The recent Gitxaała decision declared the province’s mineral-staking system violated DRIPA legislation because it allowed third parties to claim rights on our territories without speaking to us.

Rather than facing up to his government’s shortcomings by revising the system, Eby attacked the courts. He said they had put themselves “in the driver’s seat” of reconciliation, but ensuring governments follow their own laws is the courts simply doing their job of oversight.

Amending DRIPA to restrict that oversight, as the premier has now pledged, will not end disputes. In fact, they could worsen as First Nations are forced to pursue expensive Section 35 constitutional litigation — the same cycle of litigation that consumed a generation after Delgamuukw in 1997, and cost everyone dearly.
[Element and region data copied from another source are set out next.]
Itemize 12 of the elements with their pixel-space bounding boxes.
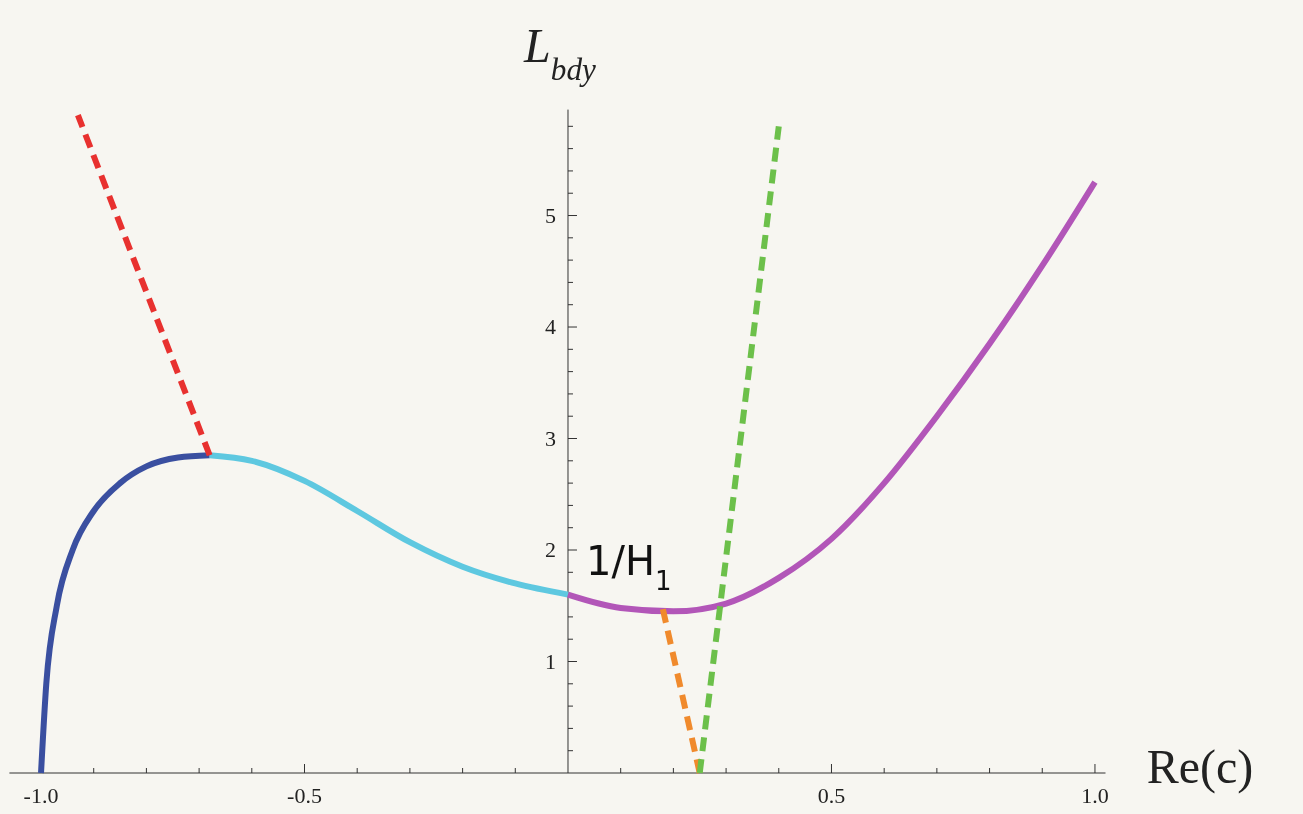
y-axis-title: L$_{bdy}$ bbox=[523, 19, 597, 87]
y-tick-label: 1 bbox=[544, 648, 556, 674]
x-tick-label: -1.0 bbox=[23, 783, 59, 808]
y-tick-label: 4 bbox=[544, 314, 556, 340]
x-axis-title: Re(c) bbox=[1146, 740, 1254, 794]
x-tick-label: 0.5 bbox=[817, 783, 846, 808]
annotation: 1/H$_{1}$ bbox=[585, 537, 672, 596]
y-tick-label: 3 bbox=[544, 425, 556, 451]
x-tick-label: 1.0 bbox=[1081, 783, 1109, 808]
y-tick-label: 2 bbox=[544, 537, 556, 563]
y-tick-label: 5 bbox=[544, 202, 556, 228]
x-tick-label: -0.5 bbox=[287, 783, 322, 808]
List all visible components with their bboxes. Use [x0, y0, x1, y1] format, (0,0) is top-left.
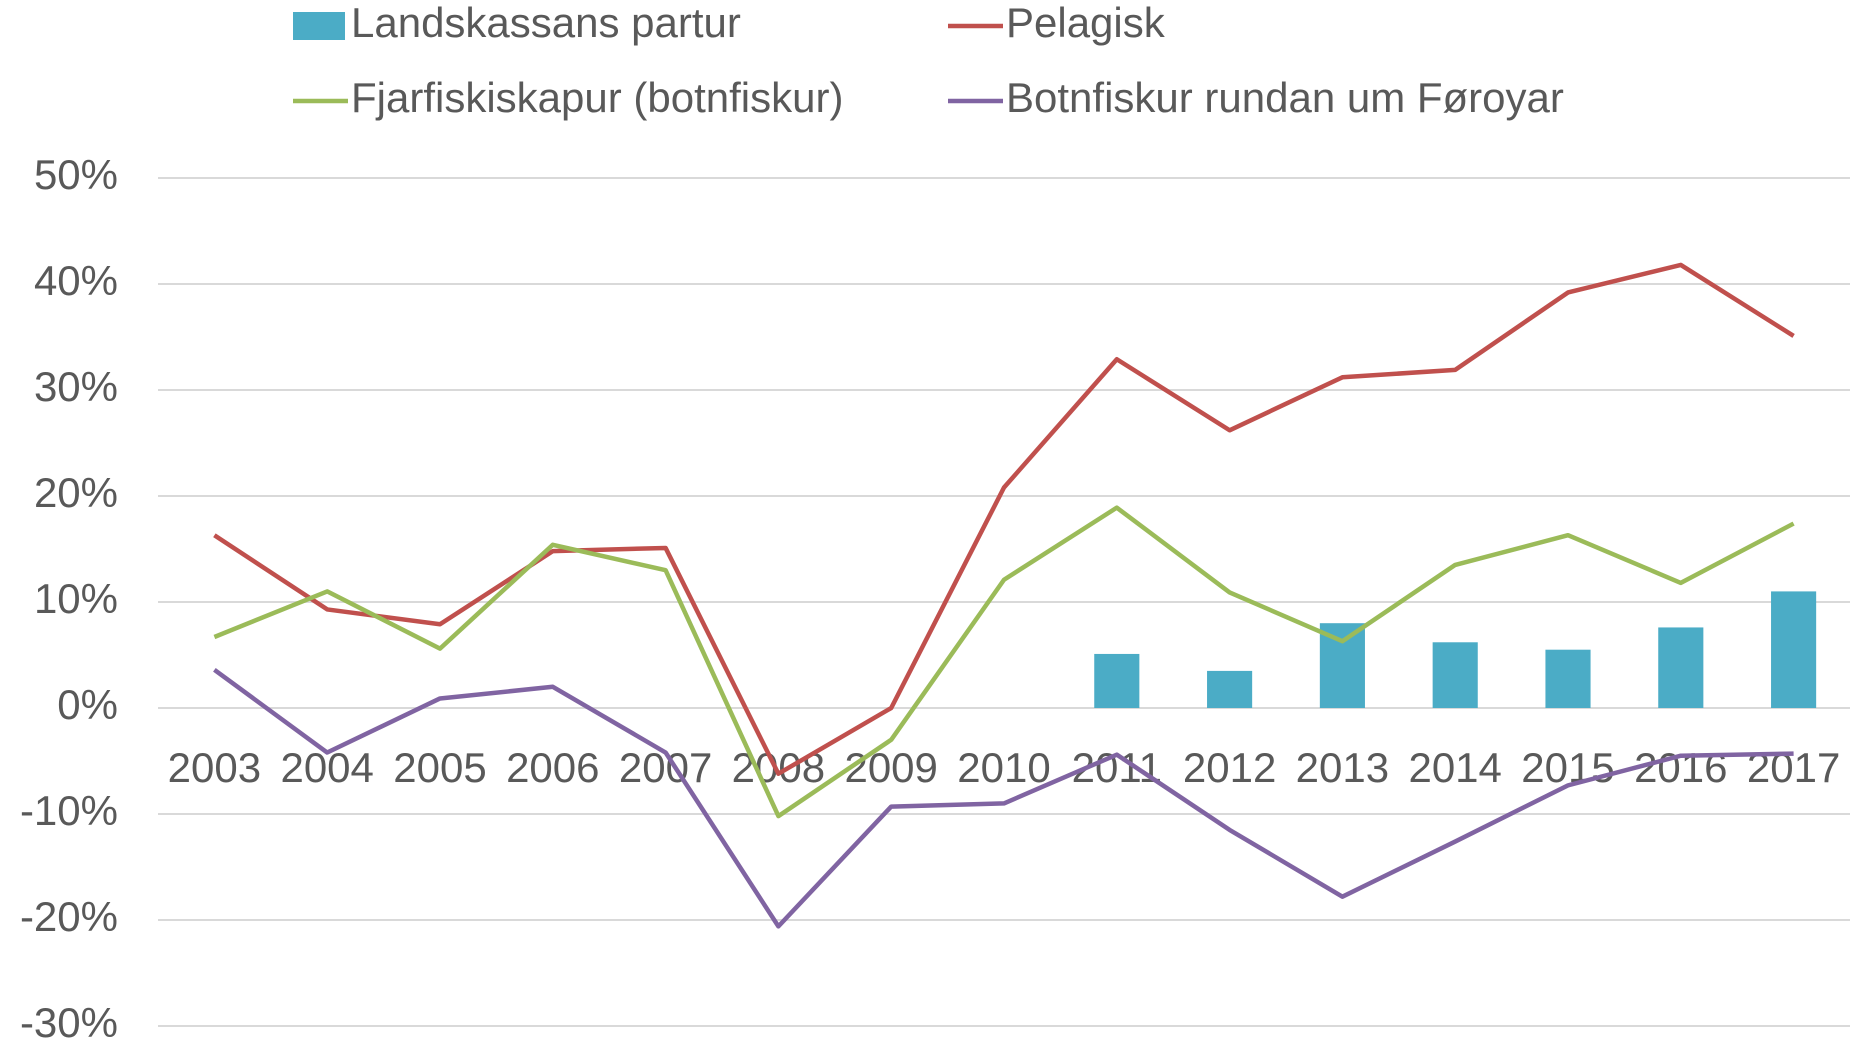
- legend-label: Pelagisk: [1006, 0, 1166, 46]
- y-tick-label: -10%: [20, 787, 118, 834]
- x-tick-label: 2012: [1183, 744, 1276, 791]
- x-tick-label: 2003: [168, 744, 261, 791]
- bar: [1658, 627, 1704, 708]
- y-tick-label: 20%: [34, 469, 118, 516]
- y-tick-label: 40%: [34, 257, 118, 304]
- legend-label: Fjarfiskiskapur (botnfiskur): [351, 74, 843, 121]
- x-tick-label: 2005: [393, 744, 486, 791]
- y-tick-label: -20%: [20, 893, 118, 940]
- x-tick-label: 2017: [1747, 744, 1840, 791]
- y-tick-label: 30%: [34, 363, 118, 410]
- line: [213, 262, 1795, 776]
- x-tick-label: 2014: [1408, 744, 1501, 791]
- line: [213, 505, 1795, 819]
- y-tick-label: 10%: [34, 575, 118, 622]
- x-tick-label: 2009: [844, 744, 937, 791]
- y-tick-label: 0%: [57, 681, 118, 728]
- line: [213, 668, 1794, 929]
- y-tick-label: 50%: [34, 151, 118, 198]
- legend-label: Landskassans partur: [351, 0, 741, 46]
- bar: [1545, 649, 1591, 708]
- x-tick-label: 2016: [1634, 744, 1727, 791]
- y-tick-label: -30%: [20, 999, 118, 1038]
- bar: [1319, 623, 1365, 708]
- bar: [1432, 642, 1478, 708]
- x-tick-label: 2010: [957, 744, 1050, 791]
- legend-swatch: [293, 12, 345, 40]
- bar: [1207, 670, 1253, 708]
- x-tick-label: 2008: [732, 744, 825, 791]
- x-tick-label: 2013: [1296, 744, 1389, 791]
- bar: [1771, 591, 1817, 708]
- bar: [1094, 653, 1140, 708]
- legend-label: Botnfiskur rundan um Føroyar: [1006, 74, 1564, 121]
- x-tick-label: 2006: [506, 744, 599, 791]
It shouldn’t be repeated.

What Westbank needs is what good business partners require: a predictable legal framework. DRIPA provides that. If reconciliation can be paused or avoided whenever it becomes politically uncomfortable, it isn’t reconciliation, it’s merely lip service.

To every chamber of commerce, every resort operator, every energy company, every developer who has called Westbank a good partner: Please stand up.

Tell the premier that you understand what makes the Okanagan economy work. Tell your MLA that weakening DRIPA jeopardizes investment — it doesn’t protect it. The syilx Peoples have been here for thousands of years, and we will be here for thousands more. What we want is to keep building, together, on solid legal ground.

Robert Louie is chief of the Westbank First Nation and chairman of the First Nations Lands Advisory Board. He’s an officer of the Order of Canada and recipient of the Order of B.C.